Пугаюсь, что баба предложит деньги.

— Никак, спасибо! Если б вы рассказали, как пройти в Счастливое, я был бы счастлив надолго.

Через минуту я это уже знаю. Старуха, в свою очередь, знает, что у нас там такое пивопитие на природе.

— Подожди, сынок! — она возвращается к фамильярному обращению, примененному уже в момент первого расплоха. — Я счас… Мигом что-то принесу…

— Не надо! Не надо ничего! — я окликиваю, но старуха уже рысью вылетела из хлева. — Я ни на секунду не помогал вам! — еще добавляю по инерции. Никто меня уже не слушает. Быть может, так и лучше.

Беру топор и лениво сбиваю обратно развороченные ясли. Tогда снимаю халат. Рукава рубашки до локтей испачканы. Штаны до колен — такие же. Даже воротник жидким говном освящен. Похороны лета у меня начнутся с переодевания и замачивания белья.

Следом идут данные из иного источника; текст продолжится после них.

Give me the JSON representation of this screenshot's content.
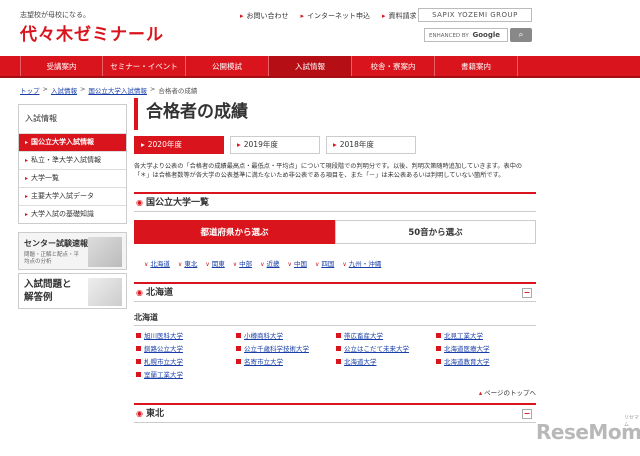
{
  "header": {
    "tagline": "志望校が母校になる。",
    "logo": "代々木ゼミナール",
    "top_links": [
      "お問い合わせ",
      "インターネット申込",
      "資料請求"
    ],
    "sapix": "SAPIX YOZEMI GROUP",
    "search_placeholder": "ENHANCED BY Google",
    "search_google": "Google",
    "search_icon": "magnifier-icon"
  },
  "nav": {
    "items": [
      "受講案内",
      "セミナー・イベント",
      "公開模試",
      "入試情報",
      "校舎・寮案内",
      "書籍案内"
    ],
    "active_index": 3
  },
  "breadcrumb": {
    "home": "トップ",
    "sep": ">",
    "level1": "入試情報",
    "level2": "国公立大学入試情報",
    "current": "合格者の成績"
  },
  "sidebar": {
    "title": "入試情報",
    "items": [
      "国公立大学入試情報",
      "私立・準大学入試情報",
      "大学一覧",
      "主要大学入試データ",
      "大学入試の基礎知識"
    ],
    "active_index": 0,
    "banner1_title": "センター試験速報",
    "banner1_sub": "問題・正解と配点・平均点の分析",
    "banner2_line1": "入試問題と",
    "banner2_line2": "解答例"
  },
  "main": {
    "title": "合格者の成績",
    "years": [
      "2020年度",
      "2019年度",
      "2018年度"
    ],
    "active_year": 0,
    "notice": "各大学より公表の「合格者の成績最高点・最低点・平均点」について現段階での判明分です。以後、判明次第随時追加していきます。表中の「＊」は合格者数等が各大学の公表基準に満たないため非公表である項目を、また「－」は未公表あるいは判明していない箇所です。",
    "section_list_title": "国公立大学一覧",
    "tab_pref": "都道府県から選ぶ",
    "tab_kana": "50音から選ぶ",
    "regions": [
      "北海道",
      "東北",
      "関東",
      "中部",
      "近畿",
      "中国",
      "四国",
      "九州・沖縄"
    ],
    "hokkaido_section": "北海道",
    "hokkaido_sub": "北海道",
    "universities": [
      "旭川医科大学",
      "小樽商科大学",
      "帯広畜産大学",
      "北見工業大学",
      "釧路公立大学",
      "公立千歳科学技術大学",
      "公立はこだて未来大学",
      "北海道医療大学",
      "札幌市立大学",
      "名寄市立大学",
      "北海道大学",
      "北海道教育大学",
      "室蘭工業大学"
    ],
    "page_top": "ページのトップへ",
    "tohoku_section": "東北"
  },
  "watermark": {
    "text": "ReseMom",
    "ruby": "リセマム"
  },
  "colors": {
    "brand_red": "#d9141c",
    "link_blue": "#1a3fa8"
  }
}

Двести рублей уже встали и, спотыкаясь, гарцуют по подстилке. Все благополучно завершено. Я стал здесь лишним.

Выхожу из хлева на солнышко и закручиваю рукава до плеч. Не хочется, чтоб старуха еще бесполезно хлопотала о моих ухрюканных (или умыченных, как не смейся) тряпках. Заворачиваю дерьмо в рукава и пру в указанное направление.

— Сынок! Сынок! Подожди! — слышу зов и хмуро оглядываюсь. Если она предложит деньги, точно…

— Сынок, — баба, задохнувшись, подбегает. — На, бери! Ветчинка. Своя свинка. Сама коптила. Tочно к пиву!

В иссохшей руке шатается ломоть копченой свинины с коричневой сочной шкуркой. Tакую можно при смерти жевать не унимаясь!

Конечно, старухе сделка удалась. Двести рублей уж это не стóит. Пятерочку. Не послать ли ее на три буквы?

Протягиваю руку, беру кусок мяса и улыбаюсь.

— Спасибо…

Да пусть! Сударыня ведь действительно считает, что я был добр к ней.

Однако… С какого конца посмотреть. Если уважаемая сама ввалилась бы в ясли, я и ее вытаскивал бы. Старуха, правда, ни фига не весит. Зато говно гораздо говнистее. Вымазался бы как по сортирной яме. И уж после такого она не пожалела бы и куска ветчины побольше. Хотя вряд ли хоть в одной цивилизации испокон веков бесплодная белая женщина одной ногой в могиле стоила больше горсти ячменя.